Treat this as a graph problem:

• Each room is a node.
• Each key in rooms[i] is a directed edge from room i to key.
• We begin at node 0 and want to know if we can reach every node.

So the problem is equivalent to:

Starting from node 0 in a directed graph, can we visit all nodes?

Baseline (Naive) — Why it’s suboptimal

A naive idea:

• For each room i, scan all previously visited rooms to see if any contains key i.
• If yes, mark room i as reachable. Repeat until no new rooms are discovered.

This leads to repeatedly scanning previous rooms and keys:

• Potentially O(n²) or worse in practice due to repeated work.
• Harder to reason about correctness and stopping conditions.

Optimized Approach — DFS / BFS

We only need reachability from room 0. The natural approach:

• Perform a DFS or BFS starting from room 0.
• Maintain a visited set (rooms we have entered).
• Whenever we see a key k in the current room, if k is not visited, we add it to visited and push it onto the stack/queue.

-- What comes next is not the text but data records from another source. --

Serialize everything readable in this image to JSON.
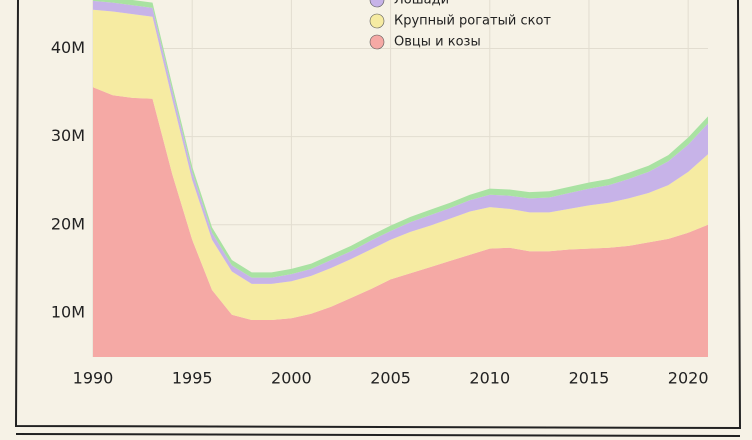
{
  "chart_data": {
    "type": "stacked_area",
    "x": [
      1990,
      1991,
      1992,
      1993,
      1994,
      1995,
      1996,
      1997,
      1998,
      1999,
      2000,
      2001,
      2002,
      2003,
      2004,
      2005,
      2006,
      2007,
      2008,
      2009,
      2010,
      2011,
      2012,
      2013,
      2014,
      2015,
      2016,
      2017,
      2018,
      2019,
      2020,
      2021
    ],
    "series": [
      {
        "name": "Овцы и козы",
        "color": "#f5a9a5",
        "values": [
          35.6,
          34.7,
          34.4,
          34.3,
          25.7,
          18.3,
          12.6,
          9.8,
          9.2,
          9.2,
          9.4,
          9.9,
          10.7,
          11.7,
          12.7,
          13.8,
          14.5,
          15.2,
          15.9,
          16.6,
          17.3,
          17.4,
          17.0,
          17.0,
          17.2,
          17.3,
          17.4,
          17.6,
          18.0,
          18.4,
          19.1,
          20.0
        ]
      },
      {
        "name": "Крупный рогатый скот",
        "color": "#f6eba2",
        "values": [
          8.8,
          9.5,
          9.5,
          9.3,
          8.5,
          6.8,
          5.7,
          4.9,
          4.1,
          4.1,
          4.2,
          4.3,
          4.4,
          4.4,
          4.5,
          4.5,
          4.7,
          4.7,
          4.8,
          4.9,
          4.7,
          4.4,
          4.4,
          4.4,
          4.6,
          4.9,
          5.1,
          5.4,
          5.6,
          6.1,
          6.9,
          8.0
        ]
      },
      {
        "name": "Лошади",
        "color": "#c7b3e8",
        "values": [
          1.0,
          1.0,
          1.0,
          1.0,
          1.0,
          0.9,
          0.8,
          0.7,
          0.7,
          0.7,
          0.8,
          0.8,
          0.9,
          0.9,
          1.0,
          1.0,
          1.1,
          1.2,
          1.2,
          1.3,
          1.4,
          1.5,
          1.6,
          1.7,
          1.8,
          1.9,
          2.0,
          2.2,
          2.4,
          2.7,
          3.1,
          3.5
        ]
      },
      {
        "color": "#a9e2a2",
        "values": [
          0.6,
          0.6,
          0.6,
          0.6,
          0.6,
          0.6,
          0.6,
          0.6,
          0.6,
          0.6,
          0.6,
          0.6,
          0.6,
          0.6,
          0.6,
          0.6,
          0.6,
          0.6,
          0.6,
          0.6,
          0.7,
          0.7,
          0.7,
          0.7,
          0.7,
          0.7,
          0.7,
          0.7,
          0.7,
          0.7,
          0.8,
          0.8
        ]
      }
    ],
    "xlim": [
      1990,
      2021
    ],
    "xticks": [
      1990,
      1995,
      2000,
      2005,
      2010,
      2015,
      2020
    ],
    "ylim": [
      5,
      45.5
    ],
    "yticks": [
      {
        "value": 10,
        "label": "10M"
      },
      {
        "value": 20,
        "label": "20M"
      },
      {
        "value": 30,
        "label": "30M"
      },
      {
        "value": 40,
        "label": "40M"
      }
    ],
    "grid": true
  }
}
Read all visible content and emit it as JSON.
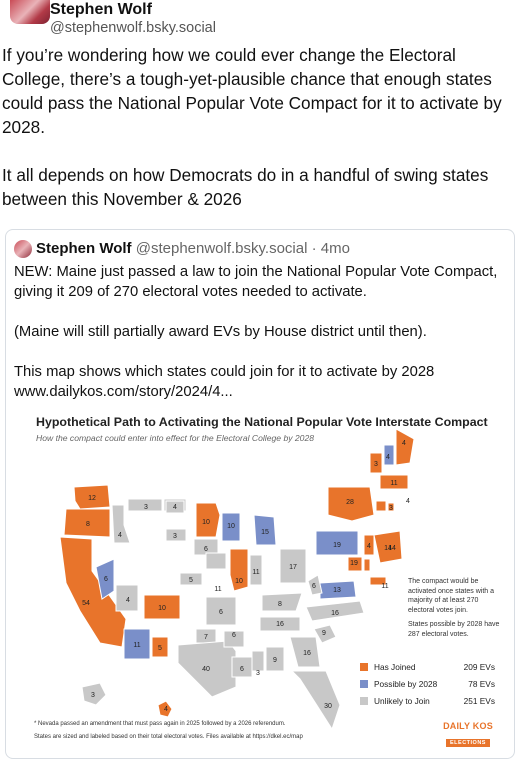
{
  "post": {
    "author_name": "Stephen Wolf",
    "author_handle": "@stephenwolf.bsky.social",
    "paragraphs": [
      "If you’re wondering how we could ever change the Electoral College, there’s a tough-yet-plausible chance that enough states could pass the National Popular Vote Compact for it to activate by 2028.",
      "It all depends on how Democrats do in a handful of swing states between this November & 2026"
    ]
  },
  "quote": {
    "author_name": "Stephen Wolf",
    "author_handle": "@stephenwolf.bsky.social",
    "time": "· 4mo",
    "paragraphs": [
      "NEW: Maine just passed a law to join the National Popular Vote Compact, giving it 209 of 270 electoral votes needed to activate.",
      "(Maine will still partially award EVs by House district until then).",
      "This map shows which states could join for it to activate by 2028 www.dailykos.com/story/2024/4..."
    ]
  },
  "map": {
    "title": "Hypothetical Path to Activating the National Popular Vote Interstate Compact",
    "subtitle": "How the compact could enter into effect for the Electoral College by 2028",
    "note1": "The compact would be activated once states with a majority of at least 270 electoral votes join.",
    "note2": "States possible by 2028 have 287 electoral votes.",
    "footnote1": "* Nevada passed an amendment that must pass again in 2025 followed by a 2026 referendum.",
    "footnote2": "States are sized and labeled based on their total electoral votes. Files available at https://dkel.ec/map",
    "logo_top": "DAILY KOS",
    "logo_bottom": "ELECTIONS",
    "colors": {
      "joined": "#e8742b",
      "possible": "#7a8fc9",
      "unlikely": "#c8c8c8"
    },
    "legend": [
      {
        "label": "Has Joined",
        "value": "209 EVs",
        "color": "#e8742b"
      },
      {
        "label": "Possible by 2028",
        "value": "78 EVs",
        "color": "#7a8fc9"
      },
      {
        "label": "Unlikely to Join",
        "value": "251 EVs",
        "color": "#c8c8c8"
      }
    ],
    "state_ev_labels": [
      "12",
      "8",
      "54",
      "4",
      "6",
      "3",
      "4",
      "3",
      "4",
      "6",
      "10",
      "10",
      "5",
      "5",
      "11",
      "7",
      "40",
      "10",
      "6",
      "6",
      "3",
      "10",
      "15",
      "19",
      "11",
      "17",
      "28",
      "4",
      "3",
      "4",
      "11",
      "4",
      "3",
      "4",
      "14",
      "13",
      "19",
      "16",
      "16",
      "9",
      "8",
      "9",
      "6",
      "6",
      "16",
      "30",
      "3",
      "4",
      "11",
      "11",
      "14"
    ]
  }
}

At the end, if len(visited) == n, then all rooms are reachable.

Complexity

• Let V = n (rooms), E = total number of keys (sum of len(rooms[i])).
• Time: O(V + E) — we visit each room at most once and traverse each key once.
• Space: O(V) for the visited set and stack/queue.

Key Insights

1. Graph reachability — This is simply “can we reach all nodes from node 0?”
2. DFS or BFS both work — Either traversal explores the reachable subgraph; only the order differs.
3. Visited set — Prevents re-processing rooms, bounds time to O(V + E).

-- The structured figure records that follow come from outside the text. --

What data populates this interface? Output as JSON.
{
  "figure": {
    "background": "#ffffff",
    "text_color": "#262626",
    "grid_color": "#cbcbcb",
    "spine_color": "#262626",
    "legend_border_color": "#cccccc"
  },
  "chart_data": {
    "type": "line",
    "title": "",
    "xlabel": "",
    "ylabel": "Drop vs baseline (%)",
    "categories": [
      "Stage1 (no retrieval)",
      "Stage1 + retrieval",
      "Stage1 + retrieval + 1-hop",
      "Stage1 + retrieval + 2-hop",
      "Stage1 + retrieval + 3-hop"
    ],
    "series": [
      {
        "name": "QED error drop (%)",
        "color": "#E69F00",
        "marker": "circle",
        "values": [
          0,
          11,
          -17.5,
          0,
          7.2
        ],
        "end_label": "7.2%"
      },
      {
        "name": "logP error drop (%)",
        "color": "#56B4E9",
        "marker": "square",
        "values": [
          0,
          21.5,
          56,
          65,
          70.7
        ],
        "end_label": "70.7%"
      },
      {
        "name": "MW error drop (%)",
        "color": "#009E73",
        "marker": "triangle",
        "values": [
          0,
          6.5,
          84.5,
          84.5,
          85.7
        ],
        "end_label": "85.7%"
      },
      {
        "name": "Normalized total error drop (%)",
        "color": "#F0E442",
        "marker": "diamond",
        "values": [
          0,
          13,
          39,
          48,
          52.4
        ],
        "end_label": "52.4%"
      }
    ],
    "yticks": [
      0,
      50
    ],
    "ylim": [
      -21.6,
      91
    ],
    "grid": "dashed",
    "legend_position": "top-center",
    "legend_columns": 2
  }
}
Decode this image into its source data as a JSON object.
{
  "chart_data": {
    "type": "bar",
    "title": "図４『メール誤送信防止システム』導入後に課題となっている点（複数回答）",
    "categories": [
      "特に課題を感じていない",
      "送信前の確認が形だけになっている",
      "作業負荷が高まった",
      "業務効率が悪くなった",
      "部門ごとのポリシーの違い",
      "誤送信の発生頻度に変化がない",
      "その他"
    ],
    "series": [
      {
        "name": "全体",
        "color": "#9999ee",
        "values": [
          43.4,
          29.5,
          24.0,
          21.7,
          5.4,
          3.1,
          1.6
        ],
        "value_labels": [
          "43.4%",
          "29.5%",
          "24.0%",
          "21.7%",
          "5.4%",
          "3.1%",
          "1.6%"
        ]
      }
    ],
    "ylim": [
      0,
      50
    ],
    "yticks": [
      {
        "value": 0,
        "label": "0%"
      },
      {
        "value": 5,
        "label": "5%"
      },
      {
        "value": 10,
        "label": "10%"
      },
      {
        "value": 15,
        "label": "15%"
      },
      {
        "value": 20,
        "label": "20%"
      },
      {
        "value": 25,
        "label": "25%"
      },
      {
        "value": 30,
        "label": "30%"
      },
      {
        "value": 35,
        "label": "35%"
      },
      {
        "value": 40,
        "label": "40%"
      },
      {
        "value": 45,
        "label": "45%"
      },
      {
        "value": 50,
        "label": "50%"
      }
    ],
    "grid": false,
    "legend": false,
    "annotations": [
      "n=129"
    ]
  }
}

Python Solution (DFS with stack)

from typing import List


class Solution:
    def canVisitAllRooms(self, rooms: List[List[int]]) -> bool:
        n = len(rooms)
        visited = set([0])
        stack = [0]

        while stack:
            room = stack.pop()
            for key in rooms[room]:
                if key not in visited:
                    visited.add(key)
                    stack.append(key)

        return len(visited) == n

Python Solution (BFS with queue)

from typing import List
from collections import deque


class Solution:
    def canVisitAllRooms(self, rooms: List[List[int]]) -> bool:
        n = len(rooms)
        visited = set([0])
        queue = deque([0])

        while queue:
            room = queue.popleft()
            for key in rooms[room]:
                if key not in visited:
                    visited.add(key)
                    queue.append(key)

        return len(visited) == n

Algorithm Explanation

We model rooms as graph nodes and keys as directed edges. Starting from room 0, we:

1. Initialize visited = {0} and a stack/queue containing just 0.
2. While there are rooms to process:
   • Pop a room r.
   • For each key in rooms[r]:
     • If key has not been visited, add it to visited and push it to stack/queue.
3. At the end, if len(visited) == n, we have reached all rooms and return True; otherwise False.

Because each room is processed at most once and each key is examined at most once, the time complexity is linear in the size of the graph (V + E).

Complexity Analysis

• Time: O(V + E), where V = n (rooms), E = sum(len(rooms[i])) (total keys).
• Space: O(V) for the visited set and stack/queue.

Edge Cases

• n = 1 and rooms = [[]] → already in room 0, so return True.
• Some rooms have no keys (empty lists) — fine; they might still be reachable from others.
• A room may contain a key to itself or duplicate keys — harmless; visited prevents re-processing.

Common Mistakes

• Re-scanning rooms — Repeatedly scanning all previously visited rooms for keys leads to O(n²) behavior; use DFS/BFS instead.
• No visited set — Without visited, you can loop indefinitely or process rooms many times.
• Assuming undirected edges — Keys give directed edges; but for this problem, whether edges are considered directed or undirected doesn’t change the answer because you only ever travel along available keys.

Related Problems

• LC 200: Number of Islands — DFS/BFS for connected components in a grid.
• LC 207: Course Schedule — Graph reachability and cycle detection.
• LC 133: Clone Graph — DFS/BFS graph traversal and cloning.
• LC 323: Number of Connected Components in an Undirected Graph — Count components by DFS/BFS.